- Outside the Desert Retreat House -
About four years ago, my wife and I moved out to the desert region of Southern California and the other day, a long-time friend asked how we were settling into our “desert life?” He especially wanted to know what we have learned over these past four years? His question really struck me because, living out here I have discovered that a desert is a bad place to learn anything.
I am reminded of something priest and author, Anthony DeMello, once said about the spiritual life:
Where spirituality is concerned,
learning is all about unlearning -
unlearning almost everything you’ve ever been taught.
It’s all about unlearning and listening.
In these later years of my life. I have begun the process of learning how to unlearn on my road to wisdom, and life in an empty wilderness has helped me to do this.
I remember something priest and author, Richard Rohr, once said when he talked about the two halves of life. The first half is characterized by building and acquiring, it’s a time for learning, a time to build a career, raise a family, go to school and acquire knowledge. The second half of life is a time for letting go of it all, a time for unlearning what you know, listening to the revelations of every present moment with an uncluttered mind and open heart. I am definitely in my second half of life.
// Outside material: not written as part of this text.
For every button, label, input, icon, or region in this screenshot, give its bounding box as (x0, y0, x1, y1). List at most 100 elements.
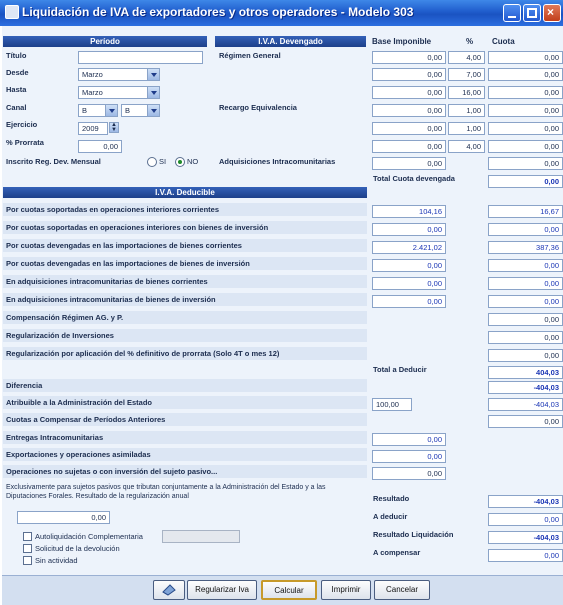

When I think of the path of my spiritual journey, I realize that my younger years were devoted to acquiring my beliefs, weaving together a neatly constructed belief system and then spending lots of time reading books and studying theology, gathering evidence to confirm what I had come to believe. My ideas and beliefs about God, about the church, about myself and others gave me a sense of security, stability and control, but as I grew older I realized that this wasn’t enough and I now feel called to “go deeper,” and in order to “go deeper” on a spiritual path I have to learn how to “let go," I must learn how to unlearn.
Unlearning is not the same as doubting what you believe or denying what you have learned. Unlearning involves emptying your mind and letting go of the safe secure ideas you have been taught. Unlearning involves listening and making yourself available so that something new can happen in your life.
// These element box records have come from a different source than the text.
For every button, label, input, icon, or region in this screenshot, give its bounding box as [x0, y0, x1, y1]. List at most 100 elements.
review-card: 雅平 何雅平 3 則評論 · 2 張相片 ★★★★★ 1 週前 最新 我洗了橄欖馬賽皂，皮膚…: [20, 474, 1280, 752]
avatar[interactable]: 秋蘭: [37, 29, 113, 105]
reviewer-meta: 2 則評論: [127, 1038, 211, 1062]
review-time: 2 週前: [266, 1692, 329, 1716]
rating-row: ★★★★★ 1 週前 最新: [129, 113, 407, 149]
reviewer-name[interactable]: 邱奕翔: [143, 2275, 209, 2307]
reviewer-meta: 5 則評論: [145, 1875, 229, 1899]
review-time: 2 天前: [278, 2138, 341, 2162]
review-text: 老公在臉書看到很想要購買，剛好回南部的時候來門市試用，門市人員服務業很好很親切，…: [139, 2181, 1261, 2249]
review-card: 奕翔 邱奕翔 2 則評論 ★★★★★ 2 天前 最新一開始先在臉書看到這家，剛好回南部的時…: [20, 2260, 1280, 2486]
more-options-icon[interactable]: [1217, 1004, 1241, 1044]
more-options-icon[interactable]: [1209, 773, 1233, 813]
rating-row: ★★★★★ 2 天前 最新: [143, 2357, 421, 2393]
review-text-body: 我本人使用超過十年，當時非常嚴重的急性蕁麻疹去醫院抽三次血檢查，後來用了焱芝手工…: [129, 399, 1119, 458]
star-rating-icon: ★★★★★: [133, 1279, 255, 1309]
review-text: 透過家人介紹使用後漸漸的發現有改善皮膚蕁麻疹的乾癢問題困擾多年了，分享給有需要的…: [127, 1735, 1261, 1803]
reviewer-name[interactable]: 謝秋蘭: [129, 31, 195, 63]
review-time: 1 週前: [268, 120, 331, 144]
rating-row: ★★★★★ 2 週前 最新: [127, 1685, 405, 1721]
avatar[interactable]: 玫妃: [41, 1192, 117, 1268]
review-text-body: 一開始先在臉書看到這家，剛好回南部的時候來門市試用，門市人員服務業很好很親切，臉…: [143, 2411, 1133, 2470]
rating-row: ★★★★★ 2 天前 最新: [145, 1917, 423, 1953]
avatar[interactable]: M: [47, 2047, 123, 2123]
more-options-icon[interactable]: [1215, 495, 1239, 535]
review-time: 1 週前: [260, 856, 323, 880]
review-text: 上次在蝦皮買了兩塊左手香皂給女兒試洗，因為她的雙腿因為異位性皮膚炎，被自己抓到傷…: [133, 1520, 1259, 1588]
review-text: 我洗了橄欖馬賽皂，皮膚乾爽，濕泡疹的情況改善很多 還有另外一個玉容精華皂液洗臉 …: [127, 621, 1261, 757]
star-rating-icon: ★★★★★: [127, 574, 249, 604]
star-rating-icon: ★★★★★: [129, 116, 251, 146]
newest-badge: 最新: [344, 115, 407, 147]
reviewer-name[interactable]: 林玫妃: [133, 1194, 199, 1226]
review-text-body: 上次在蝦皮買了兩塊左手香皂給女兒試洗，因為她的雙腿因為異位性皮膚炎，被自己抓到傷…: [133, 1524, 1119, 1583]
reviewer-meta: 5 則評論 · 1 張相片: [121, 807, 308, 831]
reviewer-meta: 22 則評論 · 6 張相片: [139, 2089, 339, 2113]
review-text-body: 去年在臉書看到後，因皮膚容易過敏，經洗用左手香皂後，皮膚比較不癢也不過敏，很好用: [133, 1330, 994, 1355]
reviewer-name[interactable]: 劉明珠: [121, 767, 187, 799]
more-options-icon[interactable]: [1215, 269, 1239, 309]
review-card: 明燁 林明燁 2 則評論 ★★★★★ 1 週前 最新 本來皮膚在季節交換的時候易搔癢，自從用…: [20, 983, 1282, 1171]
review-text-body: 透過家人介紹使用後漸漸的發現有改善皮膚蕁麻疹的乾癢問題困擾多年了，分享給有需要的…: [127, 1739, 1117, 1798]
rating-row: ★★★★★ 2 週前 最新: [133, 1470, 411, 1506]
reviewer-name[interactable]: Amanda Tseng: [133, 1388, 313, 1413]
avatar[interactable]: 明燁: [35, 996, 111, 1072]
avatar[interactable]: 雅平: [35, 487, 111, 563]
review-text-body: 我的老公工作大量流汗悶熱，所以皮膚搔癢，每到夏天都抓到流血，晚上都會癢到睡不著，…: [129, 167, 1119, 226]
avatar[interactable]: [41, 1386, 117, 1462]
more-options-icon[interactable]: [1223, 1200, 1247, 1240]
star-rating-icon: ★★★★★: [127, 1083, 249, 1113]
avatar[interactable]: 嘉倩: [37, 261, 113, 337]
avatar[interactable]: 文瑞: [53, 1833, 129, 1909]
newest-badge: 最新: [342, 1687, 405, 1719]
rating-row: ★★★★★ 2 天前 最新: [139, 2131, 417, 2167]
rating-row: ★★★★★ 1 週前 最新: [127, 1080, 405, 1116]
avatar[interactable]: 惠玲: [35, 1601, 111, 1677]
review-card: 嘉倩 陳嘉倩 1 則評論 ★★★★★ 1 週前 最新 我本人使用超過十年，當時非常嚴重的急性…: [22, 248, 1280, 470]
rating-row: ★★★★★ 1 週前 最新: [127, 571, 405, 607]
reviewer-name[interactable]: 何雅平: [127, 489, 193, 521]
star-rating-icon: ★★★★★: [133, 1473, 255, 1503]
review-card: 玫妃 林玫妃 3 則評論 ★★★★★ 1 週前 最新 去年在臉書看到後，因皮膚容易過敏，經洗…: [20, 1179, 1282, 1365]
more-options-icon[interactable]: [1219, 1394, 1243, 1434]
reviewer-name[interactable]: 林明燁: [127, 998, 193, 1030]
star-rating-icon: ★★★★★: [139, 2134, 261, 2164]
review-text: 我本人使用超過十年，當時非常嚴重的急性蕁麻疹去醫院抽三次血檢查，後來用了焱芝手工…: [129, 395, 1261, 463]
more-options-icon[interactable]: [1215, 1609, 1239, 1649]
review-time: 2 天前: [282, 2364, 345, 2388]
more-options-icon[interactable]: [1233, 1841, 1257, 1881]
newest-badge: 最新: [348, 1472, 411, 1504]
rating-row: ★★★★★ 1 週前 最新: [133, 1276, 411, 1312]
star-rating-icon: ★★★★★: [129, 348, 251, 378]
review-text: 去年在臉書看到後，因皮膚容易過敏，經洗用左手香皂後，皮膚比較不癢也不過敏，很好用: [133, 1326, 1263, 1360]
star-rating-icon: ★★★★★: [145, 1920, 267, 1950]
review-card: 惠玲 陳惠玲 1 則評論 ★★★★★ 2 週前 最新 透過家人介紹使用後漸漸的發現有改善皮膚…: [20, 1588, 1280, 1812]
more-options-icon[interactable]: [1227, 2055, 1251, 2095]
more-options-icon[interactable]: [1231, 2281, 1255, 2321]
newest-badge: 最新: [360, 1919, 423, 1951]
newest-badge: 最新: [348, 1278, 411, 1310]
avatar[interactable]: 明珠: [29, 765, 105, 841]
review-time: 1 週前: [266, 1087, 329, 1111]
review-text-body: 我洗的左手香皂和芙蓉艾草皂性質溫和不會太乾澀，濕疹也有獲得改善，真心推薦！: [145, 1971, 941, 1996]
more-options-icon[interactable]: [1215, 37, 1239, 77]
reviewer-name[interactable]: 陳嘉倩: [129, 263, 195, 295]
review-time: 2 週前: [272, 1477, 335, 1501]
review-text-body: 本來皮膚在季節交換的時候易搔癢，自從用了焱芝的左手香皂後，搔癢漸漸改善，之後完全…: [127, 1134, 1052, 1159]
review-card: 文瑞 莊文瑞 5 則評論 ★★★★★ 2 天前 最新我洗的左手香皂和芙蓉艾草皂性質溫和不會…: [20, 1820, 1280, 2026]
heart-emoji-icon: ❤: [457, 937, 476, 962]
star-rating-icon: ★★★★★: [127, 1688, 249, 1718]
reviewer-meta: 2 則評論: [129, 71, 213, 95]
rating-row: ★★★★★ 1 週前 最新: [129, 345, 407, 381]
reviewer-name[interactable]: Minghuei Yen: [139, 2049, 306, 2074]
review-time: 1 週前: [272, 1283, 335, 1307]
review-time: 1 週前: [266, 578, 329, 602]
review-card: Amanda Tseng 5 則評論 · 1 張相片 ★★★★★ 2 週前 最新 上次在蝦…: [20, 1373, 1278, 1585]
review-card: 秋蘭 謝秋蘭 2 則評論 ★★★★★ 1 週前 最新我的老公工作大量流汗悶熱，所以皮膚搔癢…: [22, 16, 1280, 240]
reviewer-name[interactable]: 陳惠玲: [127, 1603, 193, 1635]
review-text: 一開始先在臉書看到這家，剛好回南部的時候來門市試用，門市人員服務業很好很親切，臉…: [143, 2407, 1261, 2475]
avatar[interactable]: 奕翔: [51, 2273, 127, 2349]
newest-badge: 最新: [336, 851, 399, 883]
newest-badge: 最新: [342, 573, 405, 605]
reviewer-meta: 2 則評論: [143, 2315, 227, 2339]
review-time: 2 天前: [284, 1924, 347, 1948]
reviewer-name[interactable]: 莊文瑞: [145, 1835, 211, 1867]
Many ancient mystics and teachers have wisely said: anything you think you know about God is not God. Indeed, in a very real sense “God” is unable to be "acquired," unable to be captured by language or ideas. “God” is a transcendent presence unable to be fathomed or explained by propositions in a belief system. When it comes to “God” we must all learn how to unlearn.
I have found the wilderness where we now live to be a supreme icon for this phase of my spiritual journey in my second half of life – the desert is wild and uncluttered, open and empty, an ideal place to learn how to unlearn.
When I walk out into the deep wilderness, the utter silence and the lack of any familiar landscape, the endless terrain with no clear paths to follow leaves me somewhat frightened, disoriented and out of control. I become fearful because I’m not exactly sure where I am or where I am going; but if I am able to calm my fears and instead of running away, surrender to the silence and the emptiness, I always experience something greater than myself - isn’t this exactly what a spiritual journey is all about?
The desert is a deeply spiritual place where you can “unlearn” a lot, but you don't have to live in a desert to learn how to unlearn.
Anthony DeMello also offers this wisdom:
On a spiritual path it’s not that we fear the unknown.
You cannot fear something that you do not know,
nobody is afraid of the unknown.
What you really fear is the loss of the known.